Ameno is a fighter. She's had neurosurgery for one brain tumor and has another. She's also survived uterine cancer.

She grew up within 100-feet of a plant operated by Babcock & Wilcox and Atlantic Richfield which produced uranium fuel in Apollo and Parks Township from 1958 to 1984.

Patty claims the onset of cancers here come at much younger ages like Stacia Bellefield who died of a malignant brain tumor before her third birthday.

"And the mother is now dead," she said. "She had two different types of cancers."

Patty was part of the first lawsuit against the companies and has made it her business to keep a litany of lost lives.

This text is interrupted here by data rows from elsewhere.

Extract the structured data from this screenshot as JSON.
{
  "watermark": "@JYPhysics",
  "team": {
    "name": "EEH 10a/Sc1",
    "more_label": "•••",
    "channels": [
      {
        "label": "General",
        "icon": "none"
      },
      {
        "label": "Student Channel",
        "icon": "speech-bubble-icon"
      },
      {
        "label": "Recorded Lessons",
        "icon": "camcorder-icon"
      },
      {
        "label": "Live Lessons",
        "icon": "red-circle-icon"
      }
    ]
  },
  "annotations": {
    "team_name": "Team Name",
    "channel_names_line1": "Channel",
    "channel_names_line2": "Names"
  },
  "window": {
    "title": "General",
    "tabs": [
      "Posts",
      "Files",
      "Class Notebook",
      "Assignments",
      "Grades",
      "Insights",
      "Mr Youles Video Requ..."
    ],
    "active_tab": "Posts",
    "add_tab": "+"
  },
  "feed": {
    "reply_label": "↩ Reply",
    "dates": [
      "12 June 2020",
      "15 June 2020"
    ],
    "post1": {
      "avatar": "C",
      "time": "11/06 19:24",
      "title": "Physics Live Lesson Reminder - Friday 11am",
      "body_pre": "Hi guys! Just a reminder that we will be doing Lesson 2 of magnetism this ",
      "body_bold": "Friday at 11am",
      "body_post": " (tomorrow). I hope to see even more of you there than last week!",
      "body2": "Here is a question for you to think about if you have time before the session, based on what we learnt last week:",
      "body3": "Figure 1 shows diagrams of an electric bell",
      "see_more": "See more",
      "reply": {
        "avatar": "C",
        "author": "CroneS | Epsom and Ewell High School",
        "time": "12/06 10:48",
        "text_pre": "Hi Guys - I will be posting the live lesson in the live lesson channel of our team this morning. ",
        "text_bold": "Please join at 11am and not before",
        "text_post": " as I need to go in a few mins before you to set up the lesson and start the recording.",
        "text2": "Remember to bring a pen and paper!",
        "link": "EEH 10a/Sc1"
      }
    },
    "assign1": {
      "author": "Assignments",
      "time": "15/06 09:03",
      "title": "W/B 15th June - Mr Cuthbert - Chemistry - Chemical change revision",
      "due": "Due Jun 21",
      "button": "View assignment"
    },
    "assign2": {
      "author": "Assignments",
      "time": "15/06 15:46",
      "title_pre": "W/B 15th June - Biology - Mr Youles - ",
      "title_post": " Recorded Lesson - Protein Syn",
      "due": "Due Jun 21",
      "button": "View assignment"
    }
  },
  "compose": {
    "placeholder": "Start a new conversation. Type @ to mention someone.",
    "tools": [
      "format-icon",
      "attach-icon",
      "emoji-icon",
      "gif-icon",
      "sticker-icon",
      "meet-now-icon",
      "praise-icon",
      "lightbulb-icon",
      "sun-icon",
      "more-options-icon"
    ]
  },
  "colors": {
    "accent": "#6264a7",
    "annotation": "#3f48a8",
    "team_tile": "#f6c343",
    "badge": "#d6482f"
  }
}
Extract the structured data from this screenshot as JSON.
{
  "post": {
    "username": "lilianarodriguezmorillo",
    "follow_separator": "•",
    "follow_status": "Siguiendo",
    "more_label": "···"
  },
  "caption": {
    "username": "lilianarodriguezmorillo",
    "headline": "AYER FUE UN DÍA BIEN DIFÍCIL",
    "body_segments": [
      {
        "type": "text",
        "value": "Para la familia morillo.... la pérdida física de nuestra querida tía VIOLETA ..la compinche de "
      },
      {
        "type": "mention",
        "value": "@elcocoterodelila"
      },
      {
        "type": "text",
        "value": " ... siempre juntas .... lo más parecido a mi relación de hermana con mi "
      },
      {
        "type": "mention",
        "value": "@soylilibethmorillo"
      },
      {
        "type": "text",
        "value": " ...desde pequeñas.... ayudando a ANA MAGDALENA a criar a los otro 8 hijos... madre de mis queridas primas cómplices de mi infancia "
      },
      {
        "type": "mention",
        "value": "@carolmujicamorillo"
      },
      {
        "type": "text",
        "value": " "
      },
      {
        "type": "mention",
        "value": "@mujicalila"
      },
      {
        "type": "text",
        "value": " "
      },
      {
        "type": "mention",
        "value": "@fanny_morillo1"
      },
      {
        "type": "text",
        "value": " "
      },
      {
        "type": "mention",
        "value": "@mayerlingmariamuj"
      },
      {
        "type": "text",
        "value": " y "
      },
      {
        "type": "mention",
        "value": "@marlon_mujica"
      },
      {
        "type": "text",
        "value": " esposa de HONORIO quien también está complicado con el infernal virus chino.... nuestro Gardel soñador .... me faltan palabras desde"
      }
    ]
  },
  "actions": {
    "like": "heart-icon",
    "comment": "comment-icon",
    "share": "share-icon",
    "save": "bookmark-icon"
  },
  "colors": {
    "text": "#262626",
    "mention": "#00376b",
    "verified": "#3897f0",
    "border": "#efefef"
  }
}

A new study from Harvard University's Environmental Health and Safety Department looking at the alleged decades-long release of radioactive particles at the plants will booster a second lawsuit for 90 local cancer victims.

Among the findings was the Apollo plant's "ventilation system was outdated and poorly designed" and "it should have never been located in a residential neighborhood."

A fire at the plant in 1963 "exposed lungs to radiation doses 2 to 280 times permissible levels allowed back then."

And "during incineration operations airborne radiation concentrations were 4 to 4,000 times the maximum allowable.

Apollo Borough Manager Lori Weig-Tamasy says this kind of expert study is hugely reinforcing.

"Something did go on in this community that was at the expense of the people that live here," she says, "and fortunately this is now validating it."

The Apollo Babcock & Wilcox plant has been erased from the landscape, but there are people in surrounding communities who contend there's still plenty of contamination in the water, soil and from waste dumps.

On May 2nd, another report is due out tracking the health impacts from radiation exposure.